A tree of breadnut
Other names: Castana, Kamansi, mei kakano.
Breadnut is considered to be the wild ancestor of breadfruit, Artocarpus altilis. It is mainly native to New Guinea and possibly the Moluccas and the Philippines.
Currently besides its native range, the breadnut is also grown outside of in the Caribbean, South and Central America, and West Africa.
The trees grow to be 10-15 m high, with a trunk 1 m in diameter. When compared to Breadfruit (Artocarpus altilis) and Dugdug (Artocarpus mariannensis), breadnut has more open branching structure. The same tree has both male and female flowers and the male inflorescence appears first.
A breadnut fruit
Unlike the Breadfruit, the individual flowers do not fuse together along their lengths. The fruits are 7-12 cm in diameter and weigh 800 g. The skin of the fruit is dull green to green-yellow when ripe and a spiny texture from the pointed, flexible, long tips of the individual flowers. The seeds vary in size, number and nutritional composition.
Fruits are oblong and spiny.
The fruits reported to be nutritious and are usually consumed when immature. These are thinly sliced and boiled as a vegetable in soups or stews.
Breadnut has nutritious seeds that are a good source of protein and low in fat compared to nuts such as almonds, Brazil nuts and macadamia nuts.
The seeds are a valued food and are widely collected.
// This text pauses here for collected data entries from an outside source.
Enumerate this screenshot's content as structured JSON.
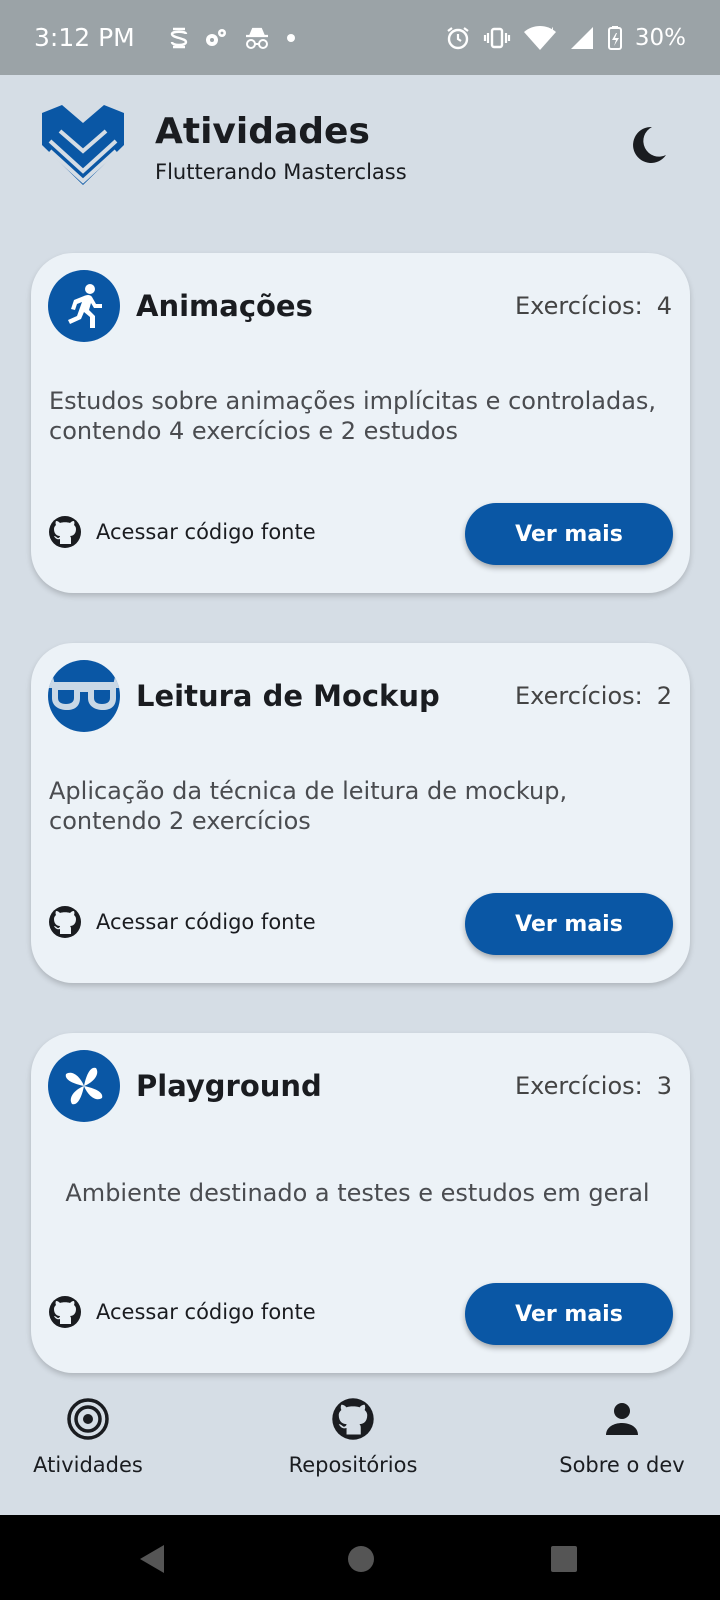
{
  "status_bar": {
    "time": "3:12 PM",
    "battery": "30%",
    "icons": [
      "s-icon",
      "settings-icon",
      "incognito-icon",
      "dot-icon",
      "alarm-icon",
      "vibrate-icon",
      "wifi-icon",
      "signal-icon",
      "battery-icon"
    ]
  },
  "header": {
    "title": "Atividades",
    "subtitle": "Flutterando Masterclass",
    "theme_icon": "moon-icon",
    "logo_color": "#0a57a5"
  },
  "cards": [
    {
      "icon": "running-icon",
      "title": "Animações",
      "count_label": "Exercícios:",
      "count": "4",
      "description": "Estudos sobre animações implícitas e controladas, contendo 4 exercícios e 2 estudos",
      "source_label": "Acessar código fonte",
      "button_label": "Ver mais"
    },
    {
      "icon": "glasses-icon",
      "title": "Leitura de Mockup",
      "count_label": "Exercícios:",
      "count": "2",
      "description": "Aplicação da técnica de leitura de mockup, contendo 2 exercícios",
      "source_label": "Acessar código fonte",
      "button_label": "Ver mais"
    },
    {
      "icon": "pinwheel-icon",
      "title": "Playground",
      "count_label": "Exercícios:",
      "count": "3",
      "description": "Ambiente destinado a testes e estudos em geral",
      "source_label": "Acessar código fonte",
      "button_label": "Ver mais"
    }
  ],
  "bottom_nav": [
    {
      "icon": "target-icon",
      "label": "Atividades"
    },
    {
      "icon": "github-icon",
      "label": "Repositórios"
    },
    {
      "icon": "person-icon",
      "label": "Sobre o dev"
    }
  ],
  "colors": {
    "accent": "#0a57a5",
    "background": "#d5dde5",
    "card": "#ecf2f7"
  }
}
Today gathered seeds are sold in village markets, providing an important source of income for women in some areas.
Breadnut trees provide shade, mulch, soil stabilization, animal fodder and are commonly used in mixed agroforestry systems and home gardens. Breadnut is a natural component of the forests of Papua New Guinea and is an important part of the subsistence economy of lowland areas.